趙宇頓了頓,繼續說道:“而且這個鏡子會記錄所有操作,等黑客拿到贖金,就會把這些操作‘重放’到真係統上,假裝解鎖成功。但如果拿不到贖金,或者我們強行破解,真係統就會永久損壞,到時候,所有的醫療資料都會丟失,裝置也會徹底癱瘓。”
聽到趙宇的說的“徹底癱瘓”,沈硯秋突然覺得眼前一黑,差點摔倒。陸辰下意識地伸手扶了她一把。觸碰到陸辰溫暖而有力的手,沈硯秋的臉頰微微泛紅,心跳也加快了幾分。她穩了穩身形,聲音帶著一絲絕望:“陸警官,如果現在兌換數字貨幣支付贖金,要多長時間。這裏這麽多病人,還有院裏這麽多年的資料,給他這兩百萬我們醫院能承受的起。”
“沈院長,您不能支付贖金。”陸辰立刻製止,語氣堅定說,“對方既然能成功攻擊醫院的係統,開出這個精準的價碼,一定是摸清了您的底細,而且也想道您會為了病人妥協。這樣的情況下您還是支付贖金,怎麽保證沒有下次,而且,我們不能確定,他們拿到錢後,會不會真的解鎖係統。如果目的不隻是錢的話,後麵的問題更嚴重。還是先讓我們來處理吧,還沒到要交贖金的地步。”

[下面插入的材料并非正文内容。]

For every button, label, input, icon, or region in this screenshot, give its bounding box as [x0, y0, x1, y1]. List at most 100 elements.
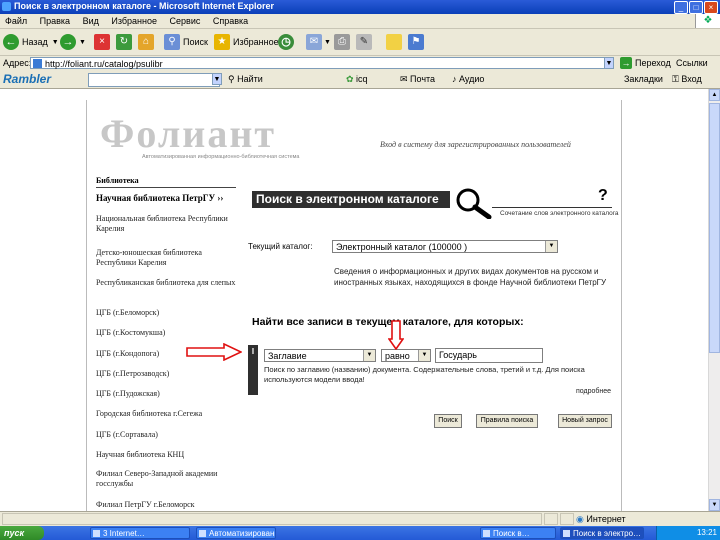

沈硯秋看著陸辰堅定的眼神,心中的慌亂漸漸消散,點了點頭:“好,我聽你的,我相信你們,你一定有辦法。”
沈硯秋願意無條件的相信陸辰,在陸辰麵前她願意脫掉那個習慣了冷靜、克製,習慣了把所有情緒都藏在醫學嚴謹的判斷之後,獨自扛下所有委屈與無助的堅硬外殼。這麽多年以來,她在無數個獨自撐著的深夜裏、在無人理解的委屈裏、在被各種壓力壓得喘不過氣的時刻裏,心底隱隱期盼的那個依靠,在看到陸辰的一刻具象化了。她不需要轟轟烈烈的庇護,而是一個能令她心靈安穩、讓人一靠近就覺得心安,不用再硬撐著無所畏懼,不用再獨自嚥下所有疲倦。可以放心地卸下所有防備,把最脆弱、最真實的自己交給他的那種依賴。
陸辰拿出手機,撥通了蘇敏的電話:“蘇科長,情況緊急,我們需要一位密碼方麵的專家,到仁愛醫院現場協助,麻煩您盡快安排,現場的情況比較緊急!”